Some good reads about Apache Drill. drill supports a variety of NoSQL databases and file systems, including HBase, MongoDB, MapR-DB, HDFS, MapR-FS, Amazon S3, Azure Blob Storage, Google Cloud Storage, Swift, NAS and local files. A single query can join data from multiple datastores. For example, you can join a user profile collection in MongoDB with a directory of event logs in Hadoop.
Drill’s datastore-aware optimizer automatically restructures a query plan to leverage the datastore’s internal processing capabilities. In addition, Drill supports data locality, so it’s a good idea to co-locate Drill and the datastore on the same nodes.
Traditional query engines demand significant IT intervention before data can be queried. Drill gets rid of all that overhead so that users can just query the raw data in-situ. There’s no need to load the data, create and maintain schemas, or transform the data before it can be processed.
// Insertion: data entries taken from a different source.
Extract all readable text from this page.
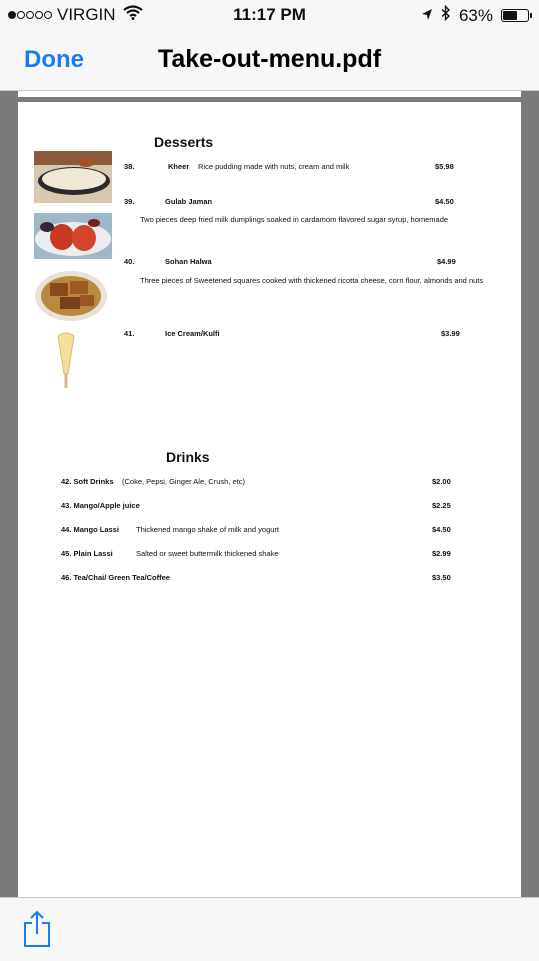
VIRGIN	11:17 PM	63%
Done	Take-out-menu.pdf
Desserts
38.	Kheer Rice pudding made with nuts, cream and milk	$5.98
39.	Gulab Jaman	$4.50
Two pieces deep fried milk dumplings soaked in cardamom flavored sugar syrup, homemade
40.	Sohan Halwa	$4.99
Three pieces of Sweetened squares cooked with thickened ricotta cheese, corn flour, almonds and nuts
41.	Ice Cream/Kulfi	$3.99
Drinks
42. Soft Drinks (Coke, Pepsi, Ginger Ale, Crush, etc)	$2.00
43. Mango/Apple juice	$2.25
44. Mango Lassi Thickened mango shake of milk and yogurt	$4.50
45. Plain Lassi	Salted or sweet buttermilk thickened shake	$2.99
46. Tea/Chai/ Green Tea/Coffee	$3.50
Instead, simply include the path to a Hadoop directory, MongoDB collection or S3 bucket in the SQL query.
Drill leverages advanced query compilation and re-compilation techniques to maximize performance without requiring up-front schema knowledge.
Drill features a JSON data model that enables queries on complex/nested data as well as rapidly evolving structures commonly seen in modern applications and non-relational datastores. Drill also provides intuitive extensions to SQL so that you can easily query complex data.
Drill is the only columnar query engine that supports complex data. It features an in-memory shredded columnar representation for complex data which allows Drill to achieve columnar speed with the flexibility of an internal JSON document model.
SQL parser: Drill uses Calcite, the open source SQL parser framework, to parse incoming queries. The output of the parser component is a language agnostic, computer-friendly logical plan that represents the query.